O professor Paulo Verano: “Um eventual novo imposto para o livro colocaria dificuldades práticas imensas para os editores”.

Para Marisa Midori, talvez “a intenção seja mesmo o desmonte do setor, um retorno a práticas da década de 70, de produzir apostilas e querer que os alunos entrem no beabá da cartilha e da história oficial”. Para Plinio Martins Filho, se um governo tem preocupações culturais, em vez de aumentar impostos, deve incentivar o mercado. “Mas o que esperar de um governo que não tem lógica?”

Paulo Verano destaca o apoio dado ao livro pelas associações de classe e pela sociedade civil, e lamenta: “O novo imposto seria a reafirmação dessa política atual tacanha que vê o livro, e por extensão a cultura, como inimiga.”

Torres finaliza: “Estou muito tranquilo quanto à não aprovação dessa proposta, que é absurda e merece repulsa imediata da sociedade e da classe política”.

Entidades lançam manifesto Em Defesa do Livro

As entidades representativas do livro no Brasil se mobilizaram e lançaram o manifesto Em Defesa do Livro, no qual consideram urgentes e necessárias algumas ponderações, entre elas, a primeira e principal: “A Constituição Democrática de 1946 consagrou no País o regime de isenção de impostos para o papel utilizado na impressão de livros, jornais e revistas. Inspirada na luta de intelectuais, editores e escritores, a emenda constitucional foi apresentada pelo autor brasileiro de maior prestígio internacional à época, Jorge Amado. Por um lado, a isenção visava a tornar o papel acessível às mais diferentes vozes no debate das questões nacionais, garantindo o suporte material para a livre manifestação de opiniões; por outro, barateava o produto final, permitindo que o livro e a imprensa pudessem chegar às camadas mais amplas da população, em um País onde o analfabetismo era, infelizmente, a regra e não a exceção. A mudança constitucional possibilitou a criação e o desenvolvimento das bibliotecas públicas no País, beneficiando as pessoas de menor poder aquisitivo e permitindo que o mercado editorial passasse a ter condições de publicar obras de alto valor intelectual e pedagógico, muitas delas sem apelo comercial, a custos compatíveis com o poder aquisitivo do leitor médio. Não há dúvidas de que a popularização do livro teve, e ainda tem, papel fundamental no aumento da educação do brasileiro.

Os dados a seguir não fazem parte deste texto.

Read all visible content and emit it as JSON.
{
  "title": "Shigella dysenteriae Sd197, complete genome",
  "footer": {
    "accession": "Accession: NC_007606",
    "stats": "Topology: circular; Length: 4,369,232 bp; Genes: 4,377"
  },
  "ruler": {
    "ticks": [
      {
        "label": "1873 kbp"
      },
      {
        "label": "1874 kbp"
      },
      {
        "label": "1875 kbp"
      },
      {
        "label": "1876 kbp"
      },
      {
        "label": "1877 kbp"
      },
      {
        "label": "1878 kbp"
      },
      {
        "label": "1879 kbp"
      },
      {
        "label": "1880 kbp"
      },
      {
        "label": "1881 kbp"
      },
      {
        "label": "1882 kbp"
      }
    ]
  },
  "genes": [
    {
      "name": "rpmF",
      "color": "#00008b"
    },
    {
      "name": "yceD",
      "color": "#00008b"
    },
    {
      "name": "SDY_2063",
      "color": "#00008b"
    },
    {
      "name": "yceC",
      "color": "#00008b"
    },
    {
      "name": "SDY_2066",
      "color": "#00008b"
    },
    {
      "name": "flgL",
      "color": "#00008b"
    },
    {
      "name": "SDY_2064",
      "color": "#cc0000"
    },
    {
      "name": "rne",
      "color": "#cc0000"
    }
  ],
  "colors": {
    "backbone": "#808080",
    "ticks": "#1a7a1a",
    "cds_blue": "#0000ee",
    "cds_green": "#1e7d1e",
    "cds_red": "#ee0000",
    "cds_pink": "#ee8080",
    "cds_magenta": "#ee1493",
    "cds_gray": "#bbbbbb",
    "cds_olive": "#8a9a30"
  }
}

Ainda no manifesto, as entidades relembram: “Queimado em praça pública sempre que a intolerância triunfa, o livro resistiu aos séculos e atravessou as crises tendo a sua significação para a humanidade renovada e fortalecida. O amor ao livro renasceu na pandemia. É fácil calcular o quanto o governo poderá arrecadar com a nova CBS (Contribuição sobre Bens e Serviços), proposta em regime de urgência ao Congresso. Muito mais difícil é avaliar o que uma nação perde ao taxar o bem comum da formação intelectual de suas cidadãs e cidadãos”. E terminam: “Ainda não se descobriu nada mais barato, ágil e eficiente do que a palavra impressa – em papel ou telas digitais – para se divulgar as ideias, para se contar a história da humanidade, para multiplicar as vozes da diversidade, para denunciar as injustiças, para se prever as mudanças futuras e para ser o complemento ideal da liberdade de expressão”.

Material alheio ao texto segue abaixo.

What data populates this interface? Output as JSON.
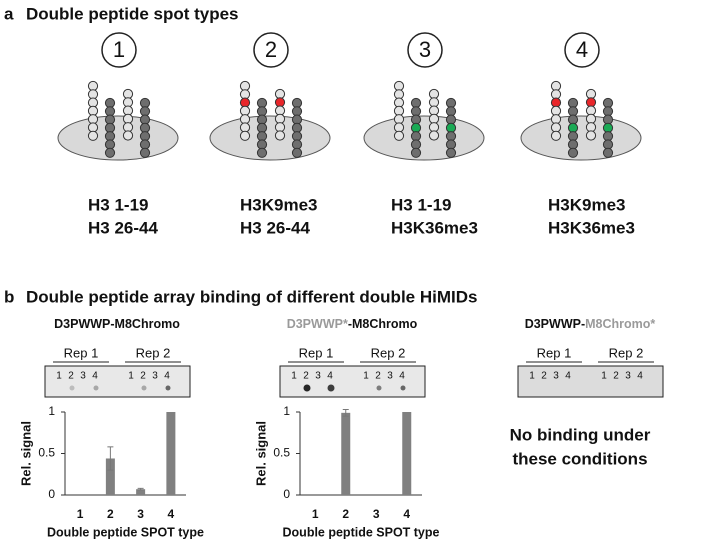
{
  "panel_a": {
    "label": "a",
    "title": "Double peptide spot types",
    "spots": [
      {
        "number": "1",
        "lines": [
          {
            "text": "H3 1-19",
            "color": "#9a9a9a"
          },
          {
            "text": "H3 26-44",
            "color": "#111111"
          }
        ]
      },
      {
        "number": "2",
        "lines": [
          {
            "text": "H3K9me3",
            "color": "#e8262a"
          },
          {
            "text": "H3 26-44",
            "color": "#111111"
          }
        ]
      },
      {
        "number": "3",
        "lines": [
          {
            "text": "H3 1-19",
            "color": "#9a9a9a"
          },
          {
            "text": "H3K36me3",
            "color": "#1aaa55"
          }
        ]
      },
      {
        "number": "4",
        "lines": [
          {
            "text": "H3K9me3",
            "color": "#e8262a"
          },
          {
            "text": "H3K36me3",
            "color": "#1aaa55"
          }
        ]
      }
    ]
  },
  "panel_b": {
    "label": "b",
    "title": "Double peptide array binding of different double HiMIDs",
    "blots": [
      {
        "title": [
          {
            "text": "D3PWWP-M8Chromo",
            "color": "#111111"
          }
        ],
        "reps": [
          "Rep 1",
          "Rep 2"
        ],
        "lanes": [
          "1",
          "2",
          "3",
          "4",
          "1",
          "2",
          "3",
          "4"
        ]
      },
      {
        "title": [
          {
            "text": "D3PWWP*",
            "color": "#9a9a9a"
          },
          {
            "text": "-M8Chromo",
            "color": "#111111"
          }
        ],
        "reps": [
          "Rep 1",
          "Rep 2"
        ],
        "lanes": [
          "1",
          "2",
          "3",
          "4",
          "1",
          "2",
          "3",
          "4"
        ]
      },
      {
        "title": [
          {
            "text": "D3PWWP-",
            "color": "#111111"
          },
          {
            "text": "M8Chromo*",
            "color": "#9a9a9a"
          }
        ],
        "reps": [
          "Rep 1",
          "Rep 2"
        ],
        "lanes": [
          "1",
          "2",
          "3",
          "4",
          "1",
          "2",
          "3",
          "4"
        ]
      }
    ],
    "no_binding": [
      "No binding under",
      "these conditions"
    ]
  },
  "chart_data": [
    {
      "type": "bar",
      "categories": [
        "1",
        "2",
        "3",
        "4"
      ],
      "values": [
        0,
        0.44,
        0.07,
        1
      ],
      "errors": [
        0,
        0.14,
        0.01,
        0
      ],
      "color": "#808080",
      "ylim": [
        0,
        1
      ],
      "yticks": [
        0,
        0.5,
        1
      ],
      "ylabel": "Rel. signal",
      "xlabel": "Double peptide SPOT type"
    },
    {
      "type": "bar",
      "categories": [
        "1",
        "2",
        "3",
        "4"
      ],
      "values": [
        0,
        0.99,
        0,
        1
      ],
      "errors": [
        0,
        0.04,
        0,
        0
      ],
      "color": "#808080",
      "ylim": [
        0,
        1
      ],
      "yticks": [
        0,
        0.5,
        1
      ],
      "ylabel": "Rel. signal",
      "xlabel": "Double peptide SPOT type"
    }
  ]
}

Assinam esse manifesto: Associação Brasileira de Direitos Reprográficos (ABDR), Associação Brasileira de Difusão do Livro (ABDL), Associação Brasileira das Editoras Universitárias (Abeu), Associação Brasileira de Editores e Produtores de Conteúdo e Tecnologia Educacional (Abrelivros), Associação Nacional de Livrarias (ANL), Câmara Brasileira do Livro (CBL), Liga Brasileira de Editoras (Libre) e Sindicato Nacional dos Editores de Livros (Snel).